Komentarze nie są potwierdzone zakupem
Od momentu, w którym było wiadomo, że do kin ma wejść film, mający na celu obalenie władzy kościelnej nastał niepokój. Nikt nie wiedział, czego można się spodziewać po projekcji. Liczne zapowiedzi i reklamy miały na celu przekonać publiczność, że zbliża się rewolucja, której nikt nie będzie w stanie zatrzymać.
Nastał sądny dzień, film wyświetlono. Owacja trwała 11 minut, publiczność była zachwycona, jury nie do końca. Wtedy wszystko się zaczęło.

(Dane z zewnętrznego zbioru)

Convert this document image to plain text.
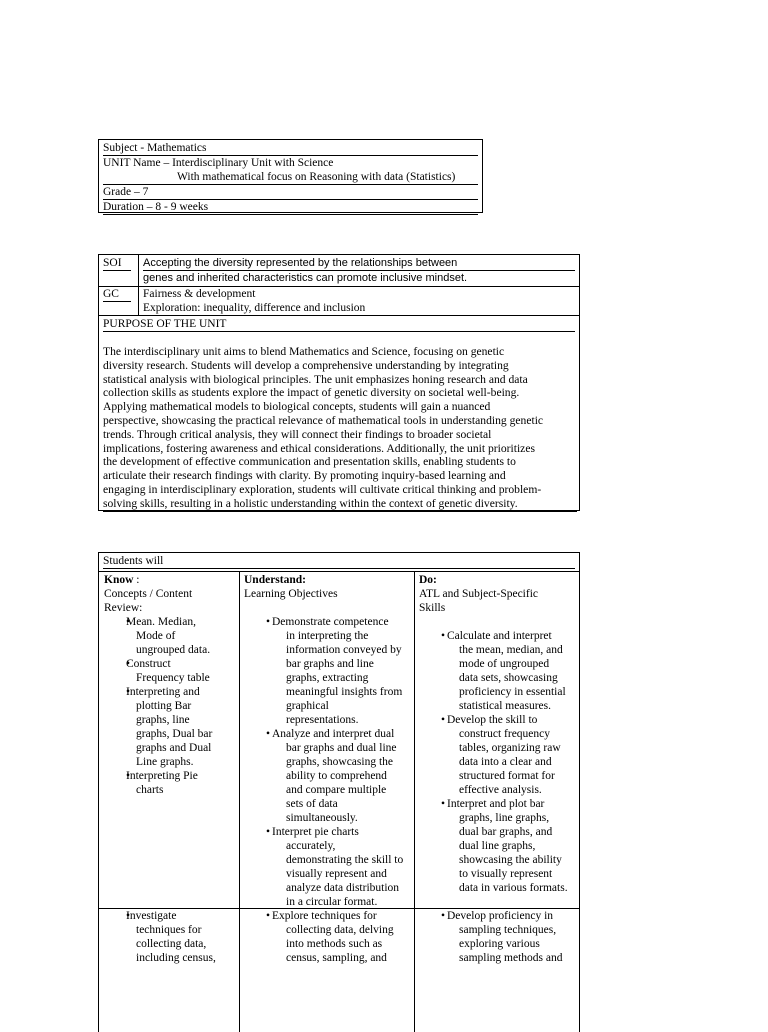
Subject - Mathematics
UNIT Name – Interdisciplinary Unit with Science
With mathematical focus on Reasoning with data (Statistics)
Grade – 7
Duration – 8 - 9 weeks
SOI	Accepting the diversity represented by the relationships between
genes and inherited characteristics can promote inclusive mindset.
GC	Fairness & development
Exploration: inequality, difference and inclusion
PURPOSE OF THE UNIT
The interdisciplinary unit aims to blend Mathematics and Science, focusing on genetic
diversity research. Students will develop a comprehensive understanding by integrating
statistical analysis with biological principles. The unit emphasizes honing research and data
collection skills as students explore the impact of genetic diversity on societal well-being.
Applying mathematical models to biological concepts, students will gain a nuanced
perspective, showcasing the practical relevance of mathematical tools in understanding genetic
trends. Through critical analysis, they will connect their findings to broader societal
implications, fostering awareness and ethical considerations. Additionally, the unit prioritizes
the development of effective communication and presentation skills, enabling students to
articulate their research findings with clarity. By promoting inquiry-based learning and
engaging in interdisciplinary exploration, students will cultivate critical thinking and problem-
solving skills, resulting in a holistic understanding within the context of genetic diversity.
Students will
Know :
Concepts / Content
Review:
• Mean. Median,
Mode of
ungrouped data.
• Construct
Frequency table
• Interpreting and
plotting Bar
graphs, line
graphs, Dual bar
graphs and Dual
Line graphs.
• Interpreting Pie
charts
Understand:
Learning Objectives
• Demonstrate competence
in interpreting the
information conveyed by
bar graphs and line
graphs, extracting
meaningful insights from
graphical
representations.
• Analyze and interpret dual
bar graphs and dual line
graphs, showcasing the
ability to comprehend
and compare multiple
sets of data
simultaneously.
• Interpret pie charts
accurately,
demonstrating the skill to
visually represent and
analyze data distribution
in a circular format.
Do:
ATL and Subject-Specific
Skills
• Calculate and interpret
the mean, median, and
mode of ungrouped
data sets, showcasing
proficiency in essential
statistical measures.
• Develop the skill to
construct frequency
tables, organizing raw
data into a clear and
structured format for
effective analysis.
• Interpret and plot bar
graphs, line graphs,
dual bar graphs, and
dual line graphs,
showcasing the ability
to visually represent
data in various formats.
• Investigate
techniques for
collecting data,
including census,
• Explore techniques for
collecting data, delving
into methods such as
census, sampling, and
• Develop proficiency in
sampling techniques,
exploring various
sampling methods and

Liczne marsze na film, komentarze w Internecie. Publiczność dawała upust swoim emocjom.
Prawie wszystko się udało. Obraz, aktorzy, montaż – na wysokim poziomie. Jednak jeżeli chodzi o treść sam film to zbiór stereotypów oraz oskarżeń. Kler i Kościół zostali zmieszani z błotem. Czy słusznie?
Jakiż naród - jakiż stan, -
Wiekże jaki z czystym czołem
Krzyknąć może: „Jam aniołem!
Jam nie zadał innym ran!”[1].
Wyżej przytoczony fragment jest autorstwa Krasińskiego. Ten wybitny, polski twórca potwierdza, że nie ma takiej grupy społecznej, w które wszyscy byliby tylko źli lub tylko dobrzy.
Film „Kler” wiele uprościł. Tutaj, w książce, mamy opowieść o zwyczajnym, codziennym życiu kleru. Nie jest to próba wybielenia. To jedynie prawdziwy obraz rzeczywistości.